“I have told you how I disliked you from the first, simply because Richard Forrester was interested in you, and I was jealous of any one who was likely to win anything from him. You know how I scorned you because Editha took a girlish fancy to you, and you dared to treat her as if you considered yourself her equal. I was so angry that day in court that I could have blotted you out of existence had I possessed the power, and throttled her when she stood up so fearlessly in that crowded room and asserted your innocence. I was afraid she would learn to love you, and persist in marrying you. I knew that Richard Forrester was rich, and that she would have all his money; but I meant she should get more, by making a wealthy marriage. The more she had, the more I thought I should have, and stand the higher in the world for it.”
Again he paused to rest, and Earle would have been glad if he would cease entirely. He knew all this, and he could not see the good of its all being rehearsed, neither could he understand toward what it was drifting; but he was soon to know, and a great surprise awaited him.
“When Richard Forrester died,” he began again, “and left you that ten thousand dollars, I vowed you should not have it, for I felt sure it would give you a start in life, and you would want to marry Editha. I was bound she should wed a rich man, and I would not be thwarted. Then I made the discovery of who you were; and if your sentence had been for life, I would not have lifted my finger to have had it mitigated in the slightest degree. I seemed to gloat over the fact that Marion’s son, the son of the woman whose high spirit had prevented me from reaching the goal I sought, was thus disgraced, and, not knowing that she was dead, I thought I could imagine some of her sufferings on account of it.
“I do not wonder that you shudder,” he said, seeing a quiver of pain run over Earle’s body at this heartless speech; “and I can see now just how such fiendish malice appears to others. If I had known, however, that my marriage with Marion had been legal, you may be sure I should have adopted a very different course. If, when from motives of curiosity I opened that package belonging to you, I had discovered those papers in the cardboard pocket, my ambition and selfishness would have prompted me to court the favor of the heir of Wycliffe. But I did not know, and when you told me, and refused to let me share your honors, my ire increased tenfold, and I vowed I would make you suffer for it in some way.”
Earle’s face was very grave and pale as he listened, and it seemed as if he was almost living over again the troubles he had been through, to be reminded of them in this way.
“There was only one way that I could do this,” Mr. Dalton said, with a troubled glance at the white, set face by his side, “and that was through Editha.

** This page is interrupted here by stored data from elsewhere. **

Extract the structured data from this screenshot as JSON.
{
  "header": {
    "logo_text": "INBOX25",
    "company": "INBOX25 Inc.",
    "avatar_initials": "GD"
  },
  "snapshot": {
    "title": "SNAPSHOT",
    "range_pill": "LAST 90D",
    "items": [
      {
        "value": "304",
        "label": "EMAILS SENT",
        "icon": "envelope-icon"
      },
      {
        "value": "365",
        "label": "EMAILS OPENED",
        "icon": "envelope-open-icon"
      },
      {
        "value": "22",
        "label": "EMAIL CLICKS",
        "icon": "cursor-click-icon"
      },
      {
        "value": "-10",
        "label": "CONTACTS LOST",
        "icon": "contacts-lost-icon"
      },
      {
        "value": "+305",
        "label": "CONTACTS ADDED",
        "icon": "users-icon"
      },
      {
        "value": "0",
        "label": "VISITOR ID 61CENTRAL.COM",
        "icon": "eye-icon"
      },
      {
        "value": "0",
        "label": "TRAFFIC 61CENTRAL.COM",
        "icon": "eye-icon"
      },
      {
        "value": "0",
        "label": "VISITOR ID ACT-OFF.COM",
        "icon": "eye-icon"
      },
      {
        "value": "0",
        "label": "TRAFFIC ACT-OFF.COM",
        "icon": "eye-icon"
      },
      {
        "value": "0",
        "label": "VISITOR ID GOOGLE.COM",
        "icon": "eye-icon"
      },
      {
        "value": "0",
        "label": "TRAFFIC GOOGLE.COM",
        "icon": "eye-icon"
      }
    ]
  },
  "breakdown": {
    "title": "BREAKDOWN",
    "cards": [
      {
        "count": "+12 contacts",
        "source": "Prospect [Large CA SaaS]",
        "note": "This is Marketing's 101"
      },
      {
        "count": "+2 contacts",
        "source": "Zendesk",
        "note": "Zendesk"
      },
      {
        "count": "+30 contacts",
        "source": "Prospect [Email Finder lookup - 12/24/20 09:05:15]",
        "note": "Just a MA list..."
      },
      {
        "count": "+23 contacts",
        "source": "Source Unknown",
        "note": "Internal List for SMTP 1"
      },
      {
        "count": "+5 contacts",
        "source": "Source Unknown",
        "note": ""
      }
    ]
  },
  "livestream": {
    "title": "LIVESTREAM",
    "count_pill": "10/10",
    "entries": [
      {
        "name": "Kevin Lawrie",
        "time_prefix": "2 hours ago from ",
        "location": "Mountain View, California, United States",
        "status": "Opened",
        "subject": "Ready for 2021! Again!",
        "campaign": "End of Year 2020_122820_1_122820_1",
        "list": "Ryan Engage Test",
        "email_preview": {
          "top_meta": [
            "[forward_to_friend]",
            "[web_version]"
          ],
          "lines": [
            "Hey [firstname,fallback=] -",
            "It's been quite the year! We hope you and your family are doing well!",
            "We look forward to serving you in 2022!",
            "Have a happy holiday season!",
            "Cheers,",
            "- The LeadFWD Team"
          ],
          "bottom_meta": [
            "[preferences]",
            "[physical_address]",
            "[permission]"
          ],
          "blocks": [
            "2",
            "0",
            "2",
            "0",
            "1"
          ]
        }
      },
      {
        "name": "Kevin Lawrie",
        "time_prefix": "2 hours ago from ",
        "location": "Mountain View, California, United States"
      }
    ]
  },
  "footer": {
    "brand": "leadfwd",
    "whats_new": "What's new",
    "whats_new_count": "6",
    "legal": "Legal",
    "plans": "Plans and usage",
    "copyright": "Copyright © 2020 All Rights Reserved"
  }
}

You loved her, and she loved you, and I gloated over the fact that through her I could make you miserable, though you stood on the very pinnacle of where I had longed to climb, and even though I sacrificed her in so doing.”
Earle’s lips twitched nervously at this, and, had not the man before him been helpless and dying, his indignation must have burst forth at this startling and inhuman statement.
Mr. Dalton noticed his emotion, and his lips curled in a bitter smile.
“One is not often allowed the privilege of reading such a page of heart-history as I am turning for you to-day; one does not often meet a father who could cherish such bitterness and antagonism toward his only son, and so utterly devoid of natural affection also for the child whom he has reared from infancy; but I will make no half-confession—I want you to know just how black my record has been, and then I will make what restitution there is in my power.
“With all my other sins, I had a secret that I had kept for more than twenty years, and expected it would die with me. I did not believe there was a soul living who knew aught of it, or who could ever discover it.